Using data from NASA’s Landsat 5 instrument, scientists Jeff Ho and Anna Michalak, along with colleagues, have made new advances in understanding the drivers behind Lake Erie’s toxic algal blooms and their implications for lake restoration.

With the data, the researchers generated new estimates of historical algal blooms in Lake Erie, more than doubling the number of years previously available for scientists to investigate, from 14 to 32. The researchers discovered that decadal-scale cumulative phosphorus loading—that is the runoff that enters the waterway—helps to predict bloom size in addition to the effects from same-year phosphorus inputs. The work suggests that it may take up to a decade to reap the benefits of recently proposed nutrient loading reductions.

Study co-author, Anna Michalak, said of the findings: “The results of our studies suggest that phosphorus trapped in lake sediments continues to be re-released into the lake for several years, feeding blooms year after year.”

The urgency of Lake Erie’s algal bloom problem prompted the development of new phosphorus targets from the bi-national International Joint Commission in 2016. The new targets are an important step in safeguarding Lake Erie’s water, but recovery is likely to take several years even after the amount of phosphorus entering the lake has decreased.
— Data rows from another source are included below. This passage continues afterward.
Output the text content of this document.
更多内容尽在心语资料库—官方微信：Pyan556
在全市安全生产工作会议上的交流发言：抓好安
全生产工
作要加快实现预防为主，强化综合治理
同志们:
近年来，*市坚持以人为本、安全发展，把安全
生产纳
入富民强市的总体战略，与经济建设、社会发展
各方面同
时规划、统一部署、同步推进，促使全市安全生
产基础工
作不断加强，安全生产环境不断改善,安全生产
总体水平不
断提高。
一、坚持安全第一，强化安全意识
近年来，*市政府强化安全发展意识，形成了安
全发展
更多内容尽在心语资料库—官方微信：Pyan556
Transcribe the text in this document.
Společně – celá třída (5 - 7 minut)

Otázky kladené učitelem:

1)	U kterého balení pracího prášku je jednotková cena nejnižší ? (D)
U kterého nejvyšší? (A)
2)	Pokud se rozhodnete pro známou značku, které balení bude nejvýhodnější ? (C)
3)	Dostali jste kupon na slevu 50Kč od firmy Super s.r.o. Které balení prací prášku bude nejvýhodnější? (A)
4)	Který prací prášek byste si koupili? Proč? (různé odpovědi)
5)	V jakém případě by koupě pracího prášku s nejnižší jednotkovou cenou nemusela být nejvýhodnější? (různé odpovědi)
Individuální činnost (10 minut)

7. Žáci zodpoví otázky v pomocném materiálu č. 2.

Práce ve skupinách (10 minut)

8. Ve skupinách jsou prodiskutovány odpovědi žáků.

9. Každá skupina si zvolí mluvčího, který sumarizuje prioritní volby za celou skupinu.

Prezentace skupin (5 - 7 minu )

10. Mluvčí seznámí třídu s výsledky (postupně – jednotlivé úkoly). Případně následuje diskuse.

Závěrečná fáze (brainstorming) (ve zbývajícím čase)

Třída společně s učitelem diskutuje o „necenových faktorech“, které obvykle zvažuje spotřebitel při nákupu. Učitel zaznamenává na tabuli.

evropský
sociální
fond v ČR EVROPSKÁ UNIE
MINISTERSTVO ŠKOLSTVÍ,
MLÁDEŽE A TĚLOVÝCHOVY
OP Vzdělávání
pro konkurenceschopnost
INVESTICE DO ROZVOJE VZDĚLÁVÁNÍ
Michalak and study lead author, Jeff Ho, were motivated to embark on their research after realizing that all current efforts to model toxic blooms in Lake Erie were based on fewer than fifteen years of data. As such, the team looked at the Landsat 5 archive, going back to 1984. Using a newly developed method based on multiple metrics of bloom presence, distribution, size, and timing, they evaluated eleven candidate Landsat algorithms and found the one that best matched existing data for recent years.


Images shows bloom classification outputs  from used by the  researchers to select their algorithm. Courtesy: Remote Sensing Environment, Stanford University, Jeff Ho, et al.

“This multi-metric approach for identifying the best bloom-detection algorithm gave us a comprehensive picture of each algorithm’s strength and weaknesses,” said Ho.

With these new bloom data in hand, the researchers explored relationships between bloom severity and water inputs, especially phosphorus. The findings suggest that the impacts of internal loading are greater than previously thought.

“The cumulative phosphorus load, indicative of long-term trends in bloom size, was the key to understanding why some blooms had occurred during years with very little spring phosphorus runoff,” said Ho.

Michalak concluded that, “The path ahead for Lake Erie is clear—we have to reduce the amount of phosphorus flowing into the lake. And we will need to be patient to give the lake time to recover.”

In Water Canada January 2016, Water Canada discussed Canadian technologies at work in addressing algal blooms in Lake Erie.

The findings were presented in two publications: Using Landsat to extend the historical record of lacustrine phytoplankton blooms: A Lake Erie case study and Phytoplankton blooms in Lake Erie impacted by both long-term and springtime phosphorus loading.